Rush Skeleton Weed (Chondrilla Juncea)
Class B Noxious Weed in Benton County
A single plant can become an entire colony. Without control measures, this weed will produce a mono-culture of interconnected plants. In addition to its deep regenerative root system, Rush Skeleton Weed has prolific seed production and far-reaching dispersal capabilities because the seeds ride on the wind.
Identify:
Rush Skeleton Weed forms a rosette that looks like dandelion. The leaves of the rosette are hairy on both sides and have lobes that point backward toward the base of the plant.
A stem that has coarse, brown, downward pointing hairs grows out of the rosette. The upper part of the stem is smooth. This stem becomes highly branched with few leaves.
Flowers are yellow, no more than ½inch, and can appear singly or in clusters of two to five.
Thick white latex exudes from the leaves, stems and roots when broken or cut.
Control Methods:
The best control strategy is prevention. Learn to identify the plants as rosettes and continually eliminate them as soon as they appear.
Don’t till or cultivate patches of Rush Skeleton because the roots easily break into fragments that will develop into new plants. This makes the infestation worse. Mowing is not effective.

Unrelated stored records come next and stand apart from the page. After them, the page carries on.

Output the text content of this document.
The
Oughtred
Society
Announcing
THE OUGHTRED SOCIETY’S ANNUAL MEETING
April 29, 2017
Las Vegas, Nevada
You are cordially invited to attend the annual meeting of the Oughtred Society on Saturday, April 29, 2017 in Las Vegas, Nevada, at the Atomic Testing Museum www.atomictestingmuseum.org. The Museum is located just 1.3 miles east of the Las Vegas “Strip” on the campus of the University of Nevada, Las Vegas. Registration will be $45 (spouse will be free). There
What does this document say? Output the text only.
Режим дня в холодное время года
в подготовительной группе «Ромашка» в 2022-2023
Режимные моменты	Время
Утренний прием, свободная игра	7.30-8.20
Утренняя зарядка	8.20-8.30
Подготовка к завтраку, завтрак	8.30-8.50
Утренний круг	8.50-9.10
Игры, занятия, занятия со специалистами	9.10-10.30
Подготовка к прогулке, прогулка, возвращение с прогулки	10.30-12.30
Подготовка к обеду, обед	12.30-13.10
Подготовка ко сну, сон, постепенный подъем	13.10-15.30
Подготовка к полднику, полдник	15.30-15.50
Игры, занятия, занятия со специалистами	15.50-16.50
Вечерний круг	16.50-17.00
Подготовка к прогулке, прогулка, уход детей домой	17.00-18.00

You can get control of a very small infestation by diligent hand pulling two or three times a year, for six to 10 years. If you apply herbicides twice a season at the right times you can get a handle on an infestation in 3 years. This aggressive re-application program includes spraying in the spring when the plant is still a rosette, no later than when it is about to bolt and spraying the new rosette later in the fall. This is a perennial weed and if you spray only once, use an herbicide with a residual in the fall. Use an adequate, labeled rate to kill the weed, but allow it to live long enough to translocate the herbicide. Also use a MSO surfactant with your spray because of the waxy leaf surface.